Want Video & Pictures Of Your Baby's Ultrasound? Bring a DVD!
I must admit it seems like a strange thing to do, but I promise there is certainly a reason behind the odd request. I have been told by many of my “more seasoned” friends and colleagues, that when they had kids, sonograms were only preformed if there was a problem with the baby and it wasn’t common practice to receive actual photos of the baby to be like we do now. Times have certainly changed!
A few years ago, some folks were asked to bring in a VHS tape and they would simply record the video from the sonogram machine that was going into the TV for viewing. It’s a bit more involved now.. Many of the sonogram machines are basically computers running specialized software that allows the sonographer to take not only digital snapshots, but videos of your unborn child. Depending on the facility, they may actually put that data somewhere on a hospital server for your doctor to download, or in most cases they will simply put it on a DVD and send it over to your doctor’s office for evaluation and to add to your medical records.
If your facility does not do this, you can ask the technician if you can whip out your cellphone and take a few snapshots of the screen, but be sure to ask first. Not only is it polite, but many locations have rules against camera phones due to patient privacy issues. Don’t just whip out your iPhone and FaceTime your buddies while your Mrs. is getting the procedure done..
I was shocked to actually hear the specialist ask my wife if she brought a DVD with her so we could receive a copy as well. Unfortunately we didn’t and man was I super bummed. I asked if they had any extras that I could purchase, and although I’m sure there was a massive stockpile somewhere in the hospital that would even impress Bill Gates, I was politely told that they are unable to provide them to patients. I suppose that is understandable.. I was told that if I were to bring back a DVD+RW, they would actually provide a copy of the images and videos at no cost.

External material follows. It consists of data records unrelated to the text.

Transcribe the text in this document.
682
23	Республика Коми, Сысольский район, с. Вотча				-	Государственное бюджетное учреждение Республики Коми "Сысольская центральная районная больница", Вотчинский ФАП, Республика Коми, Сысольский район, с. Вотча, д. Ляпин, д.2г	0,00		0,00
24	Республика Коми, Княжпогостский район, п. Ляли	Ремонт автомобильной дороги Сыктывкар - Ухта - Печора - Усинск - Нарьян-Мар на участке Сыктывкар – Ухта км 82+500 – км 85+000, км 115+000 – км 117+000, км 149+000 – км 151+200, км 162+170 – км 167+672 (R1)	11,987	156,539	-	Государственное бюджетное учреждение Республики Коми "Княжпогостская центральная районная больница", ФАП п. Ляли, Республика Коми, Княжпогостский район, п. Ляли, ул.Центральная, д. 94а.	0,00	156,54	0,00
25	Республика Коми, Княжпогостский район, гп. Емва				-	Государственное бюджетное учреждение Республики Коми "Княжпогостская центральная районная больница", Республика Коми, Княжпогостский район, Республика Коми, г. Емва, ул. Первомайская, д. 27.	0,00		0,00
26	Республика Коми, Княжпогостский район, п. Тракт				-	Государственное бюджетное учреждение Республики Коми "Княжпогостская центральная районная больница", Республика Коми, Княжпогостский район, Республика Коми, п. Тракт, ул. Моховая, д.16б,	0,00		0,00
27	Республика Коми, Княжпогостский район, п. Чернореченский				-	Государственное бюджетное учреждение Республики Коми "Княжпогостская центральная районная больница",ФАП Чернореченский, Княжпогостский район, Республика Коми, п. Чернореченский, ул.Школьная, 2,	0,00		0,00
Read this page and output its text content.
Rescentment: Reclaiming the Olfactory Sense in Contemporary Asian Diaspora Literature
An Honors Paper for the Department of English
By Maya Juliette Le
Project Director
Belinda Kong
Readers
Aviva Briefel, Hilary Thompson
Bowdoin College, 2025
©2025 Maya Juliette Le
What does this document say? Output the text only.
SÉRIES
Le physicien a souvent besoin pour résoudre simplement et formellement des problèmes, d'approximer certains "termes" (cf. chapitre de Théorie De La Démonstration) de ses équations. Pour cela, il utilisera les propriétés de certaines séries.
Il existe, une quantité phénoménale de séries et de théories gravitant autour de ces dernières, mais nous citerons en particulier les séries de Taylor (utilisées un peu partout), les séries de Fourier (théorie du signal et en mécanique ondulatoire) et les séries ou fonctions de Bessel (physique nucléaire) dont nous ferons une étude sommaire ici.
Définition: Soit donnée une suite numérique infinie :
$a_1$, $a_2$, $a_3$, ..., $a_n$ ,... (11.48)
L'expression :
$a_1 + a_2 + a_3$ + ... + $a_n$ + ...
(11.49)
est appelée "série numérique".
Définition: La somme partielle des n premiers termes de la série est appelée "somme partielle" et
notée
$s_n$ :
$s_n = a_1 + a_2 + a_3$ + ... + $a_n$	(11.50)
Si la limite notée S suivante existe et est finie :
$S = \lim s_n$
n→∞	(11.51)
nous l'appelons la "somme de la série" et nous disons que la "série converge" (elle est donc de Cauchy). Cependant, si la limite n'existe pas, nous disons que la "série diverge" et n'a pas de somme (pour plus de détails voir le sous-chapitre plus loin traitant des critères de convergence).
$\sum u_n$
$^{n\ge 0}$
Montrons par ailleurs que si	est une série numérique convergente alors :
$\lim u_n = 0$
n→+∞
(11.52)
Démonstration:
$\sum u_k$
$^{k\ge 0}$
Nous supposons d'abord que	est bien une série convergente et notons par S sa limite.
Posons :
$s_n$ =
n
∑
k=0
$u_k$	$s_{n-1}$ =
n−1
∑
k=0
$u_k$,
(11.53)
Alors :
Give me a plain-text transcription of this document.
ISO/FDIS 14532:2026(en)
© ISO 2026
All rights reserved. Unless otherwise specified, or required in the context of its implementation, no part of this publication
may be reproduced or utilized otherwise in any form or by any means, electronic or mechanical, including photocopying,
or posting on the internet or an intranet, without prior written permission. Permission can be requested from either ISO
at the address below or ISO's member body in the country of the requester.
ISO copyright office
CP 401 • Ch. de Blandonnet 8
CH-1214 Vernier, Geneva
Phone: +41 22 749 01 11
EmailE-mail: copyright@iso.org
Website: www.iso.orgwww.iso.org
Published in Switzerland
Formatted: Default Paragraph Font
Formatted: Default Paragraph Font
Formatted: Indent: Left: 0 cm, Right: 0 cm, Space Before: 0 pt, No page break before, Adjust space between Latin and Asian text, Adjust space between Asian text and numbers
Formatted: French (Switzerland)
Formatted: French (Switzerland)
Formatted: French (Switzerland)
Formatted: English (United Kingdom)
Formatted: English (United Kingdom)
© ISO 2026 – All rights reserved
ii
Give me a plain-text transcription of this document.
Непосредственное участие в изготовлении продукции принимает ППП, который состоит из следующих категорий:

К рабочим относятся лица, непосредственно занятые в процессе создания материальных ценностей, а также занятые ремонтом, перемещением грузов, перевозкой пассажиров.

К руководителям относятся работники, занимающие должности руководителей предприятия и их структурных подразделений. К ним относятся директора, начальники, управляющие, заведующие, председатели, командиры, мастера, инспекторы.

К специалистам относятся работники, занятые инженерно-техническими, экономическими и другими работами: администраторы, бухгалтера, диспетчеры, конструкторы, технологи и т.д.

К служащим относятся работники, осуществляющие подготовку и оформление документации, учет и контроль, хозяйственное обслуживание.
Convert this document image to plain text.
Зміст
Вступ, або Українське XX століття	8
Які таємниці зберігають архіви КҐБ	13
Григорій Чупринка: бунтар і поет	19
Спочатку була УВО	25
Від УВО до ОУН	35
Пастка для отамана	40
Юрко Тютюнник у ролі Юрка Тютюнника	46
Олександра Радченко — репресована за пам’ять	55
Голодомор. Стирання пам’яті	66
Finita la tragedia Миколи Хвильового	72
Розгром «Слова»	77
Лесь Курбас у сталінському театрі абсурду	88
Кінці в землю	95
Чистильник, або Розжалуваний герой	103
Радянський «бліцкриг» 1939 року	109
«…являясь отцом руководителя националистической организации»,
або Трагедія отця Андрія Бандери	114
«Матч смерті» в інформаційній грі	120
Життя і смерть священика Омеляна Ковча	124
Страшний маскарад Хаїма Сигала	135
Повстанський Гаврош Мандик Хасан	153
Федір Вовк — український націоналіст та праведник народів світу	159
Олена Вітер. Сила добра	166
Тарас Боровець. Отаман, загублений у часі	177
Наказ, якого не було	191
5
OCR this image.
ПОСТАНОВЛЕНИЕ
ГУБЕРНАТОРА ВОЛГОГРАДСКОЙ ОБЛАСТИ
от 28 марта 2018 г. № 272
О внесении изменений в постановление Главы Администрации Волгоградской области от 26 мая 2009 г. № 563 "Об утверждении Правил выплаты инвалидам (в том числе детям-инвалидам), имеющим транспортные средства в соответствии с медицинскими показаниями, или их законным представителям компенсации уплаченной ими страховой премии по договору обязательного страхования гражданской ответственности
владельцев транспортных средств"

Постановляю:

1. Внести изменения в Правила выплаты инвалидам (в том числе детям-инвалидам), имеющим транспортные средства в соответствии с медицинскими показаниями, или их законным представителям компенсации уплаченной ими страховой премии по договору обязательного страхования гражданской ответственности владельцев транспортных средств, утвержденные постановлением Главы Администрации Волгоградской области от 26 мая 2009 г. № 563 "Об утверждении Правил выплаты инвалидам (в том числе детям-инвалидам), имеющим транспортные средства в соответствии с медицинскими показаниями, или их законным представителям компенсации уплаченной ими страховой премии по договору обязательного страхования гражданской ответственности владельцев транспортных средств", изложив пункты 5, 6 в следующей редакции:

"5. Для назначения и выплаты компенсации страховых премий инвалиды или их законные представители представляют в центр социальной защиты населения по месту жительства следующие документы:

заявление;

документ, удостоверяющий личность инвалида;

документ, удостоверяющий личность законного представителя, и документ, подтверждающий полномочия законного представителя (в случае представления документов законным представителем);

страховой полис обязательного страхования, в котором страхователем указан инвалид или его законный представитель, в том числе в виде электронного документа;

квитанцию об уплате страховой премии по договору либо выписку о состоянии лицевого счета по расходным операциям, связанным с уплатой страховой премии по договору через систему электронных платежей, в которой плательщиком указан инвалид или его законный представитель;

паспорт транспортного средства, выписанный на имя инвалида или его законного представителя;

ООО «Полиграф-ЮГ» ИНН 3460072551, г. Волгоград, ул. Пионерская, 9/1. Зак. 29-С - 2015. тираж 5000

So after the appointment, the Mrs. and I immediately went to the big box store across the street, and wouldn’t you know it, they were all sold out of the smaller packs of DVD+RWs. Apparently a few other families had the same exact issue. I bought somewhere around a 10 pack or so, and quickly dashed back across the street so I would have our first real set of baby photos. By that time, they had already moved on to other patients, and were unable to make a copy for us that day, but we were advised that we could pick it up in a few days.
Believe it or not, it was actually ready for pickup when we were told and we’re delighted to have a few images to share with friends and family. Since I had a 10 pack of the DVD+RWs, I actually gave the remainder of the stock to the staff in case any other expectant fathers didn’t know to bring one. So either they went to helping other families avoid the issue all together, or the employees are busily making bootleg copies of Avatar, who knows. The point is to call ahead and see what type of digital media they use in their machines. DVD+R, -R, +RW, -RW, you don’t want to show up with the wrong type of disc, and you certainly want to leave with the pictures in hand. And if you have to get a multi pack, save a few for yourself in the event multiple sonograms are preformed, but get some karma points and donate a few to the hospital or Dr.’s office if you can.
Did your technician wake up on the wrong side of the bed? Do they not want to provide anything to you at all for a souvenir? As you may or may not know, you technically have a right to a copy of your medical records. The catch is though, they don’t have to provide them to you right on the spot. This includes all images and videos that have been taken. So that means that you can officially request a copy of the records, but it can be a bit of a pain to go through the Dr.’s or Hospital’s Medical Records Department. Depending on the office they are usually available within 72 hours. There may also be an expense.. Oh and one major hurdle, they aren’t technically your records.. They belong to your baby’s mother, so she would technically have to request them.